Reduce memory fragmentation after big documents deletion
Nargonath opened this issue · comments
Description
Our test cluster was out of memory when we tried inserting new documents. We deleted ~150k documents. 4-5h after the deletion we still had:
[Errno 422] Rejecting write: running out of resource type: OUT_OF_MEMORY
We ran the metrics
endpoint and here is the result:
{
'system_cpu1_active_percentage': '0.00',
'system_cpu2_active_percentage': '0.00',
'system_cpu_active_percentage': '0.00',
'system_disk_total_bytes': '8579448832 -> 7.99GB',
'system_disk_used_bytes': '346456064 -> 0.32GB', // We have a total of 8 GB
'system_memory_total_bytes': '454602752 -> 0.42GB',
'system_memory_used_bytes': '308760576 -> 0.29GB',
'system_network_received_bytes': '26288977847 -> 24.48GB',
'system_network_sent_bytes': '15880541538 -> 14.79GB',
'typesense_memory_active_bytes': '182366208 -> 0.17GB', // We have a total of 0.5 GB
'typesense_memory_allocated_bytes': '92041400 -> 0.09GB',
'typesense_memory_fragmentation_ratio': '0.50',
'typesense_memory_mapped_bytes': '212025344 -> 0.2GB',
'typesense_memory_metadata_bytes': '11846656 -> 0.01GB',
'typesense_memory_resident_bytes': '182366208 -> 0.17GB',
'typesense_memory_retained_bytes': '166510592 -> 0.16GB'
}
We can see that we have enough free space but the fragmentation is high. Could it be the high fragmentation that's causing the OOM issue?
Looking through GitHub issues and documentation, I came across the /operations/db/compact
endpoint. Since the compacting process is about RocksDB I assume it wouldn't do anything regarding fragmentation, would it?

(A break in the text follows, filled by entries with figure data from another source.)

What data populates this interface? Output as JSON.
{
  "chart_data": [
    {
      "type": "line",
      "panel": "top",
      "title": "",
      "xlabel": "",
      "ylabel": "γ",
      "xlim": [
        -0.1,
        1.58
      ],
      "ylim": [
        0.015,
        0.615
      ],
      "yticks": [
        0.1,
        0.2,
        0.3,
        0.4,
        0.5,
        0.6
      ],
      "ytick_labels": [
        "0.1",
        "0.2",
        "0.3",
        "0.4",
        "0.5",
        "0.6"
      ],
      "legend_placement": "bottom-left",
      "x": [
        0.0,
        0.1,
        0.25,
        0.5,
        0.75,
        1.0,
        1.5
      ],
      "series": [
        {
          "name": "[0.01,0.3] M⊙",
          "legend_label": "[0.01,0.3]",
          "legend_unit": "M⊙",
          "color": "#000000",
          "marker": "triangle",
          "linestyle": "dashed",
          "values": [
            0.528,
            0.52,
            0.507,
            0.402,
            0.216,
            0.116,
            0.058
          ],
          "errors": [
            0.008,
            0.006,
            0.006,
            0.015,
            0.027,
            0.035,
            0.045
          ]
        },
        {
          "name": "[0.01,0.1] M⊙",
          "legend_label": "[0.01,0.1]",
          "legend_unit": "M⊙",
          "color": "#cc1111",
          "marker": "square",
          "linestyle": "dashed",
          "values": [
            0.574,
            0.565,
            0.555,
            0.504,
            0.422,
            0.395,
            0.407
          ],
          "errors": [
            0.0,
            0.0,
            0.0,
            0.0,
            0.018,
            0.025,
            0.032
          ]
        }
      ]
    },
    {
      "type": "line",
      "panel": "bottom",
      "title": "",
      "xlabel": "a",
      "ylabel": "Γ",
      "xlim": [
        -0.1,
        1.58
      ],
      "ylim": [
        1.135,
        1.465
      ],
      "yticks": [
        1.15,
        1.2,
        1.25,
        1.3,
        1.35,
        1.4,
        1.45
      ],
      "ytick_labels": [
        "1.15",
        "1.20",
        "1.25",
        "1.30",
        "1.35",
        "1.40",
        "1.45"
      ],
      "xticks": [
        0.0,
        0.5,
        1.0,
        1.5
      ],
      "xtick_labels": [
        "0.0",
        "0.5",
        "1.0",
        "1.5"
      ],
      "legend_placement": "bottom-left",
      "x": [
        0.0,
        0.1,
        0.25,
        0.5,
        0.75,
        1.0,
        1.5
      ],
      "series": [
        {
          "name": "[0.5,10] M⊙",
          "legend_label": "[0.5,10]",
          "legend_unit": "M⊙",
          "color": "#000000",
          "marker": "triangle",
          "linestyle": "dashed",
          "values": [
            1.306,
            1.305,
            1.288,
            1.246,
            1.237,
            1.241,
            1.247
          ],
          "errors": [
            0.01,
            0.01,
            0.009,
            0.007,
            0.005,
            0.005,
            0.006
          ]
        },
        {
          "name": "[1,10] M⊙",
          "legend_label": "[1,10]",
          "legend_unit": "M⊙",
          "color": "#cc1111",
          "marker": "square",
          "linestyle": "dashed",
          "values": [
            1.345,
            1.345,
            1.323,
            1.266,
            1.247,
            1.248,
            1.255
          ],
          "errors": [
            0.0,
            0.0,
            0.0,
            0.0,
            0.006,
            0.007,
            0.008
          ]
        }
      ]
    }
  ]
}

How would you go about lowering the fragmentation? Cluster restart? If so, how do you trigger it?
Steps to reproduce
N/A
Expected Behavior
Being able to insert documents into our collection after deleting a big amount of documents.
Actual Behavior
OOM issue when trying to insert documents even though we freed disk/RAM space.
Metadata
Typesense Version: v0.25.1
OS: running in Typesense Cloud so I'm not sure
Can you please try on v0.25.2 where we've improved this memory protection logic?
Since the compacting process is about RocksDB I assume it wouldn't do anything regarding fragmentation, would it?
This handles on-disk data storage fragmentation, which is different.
Alright, thanks for the info. I'll see if we can retest it with the latest version.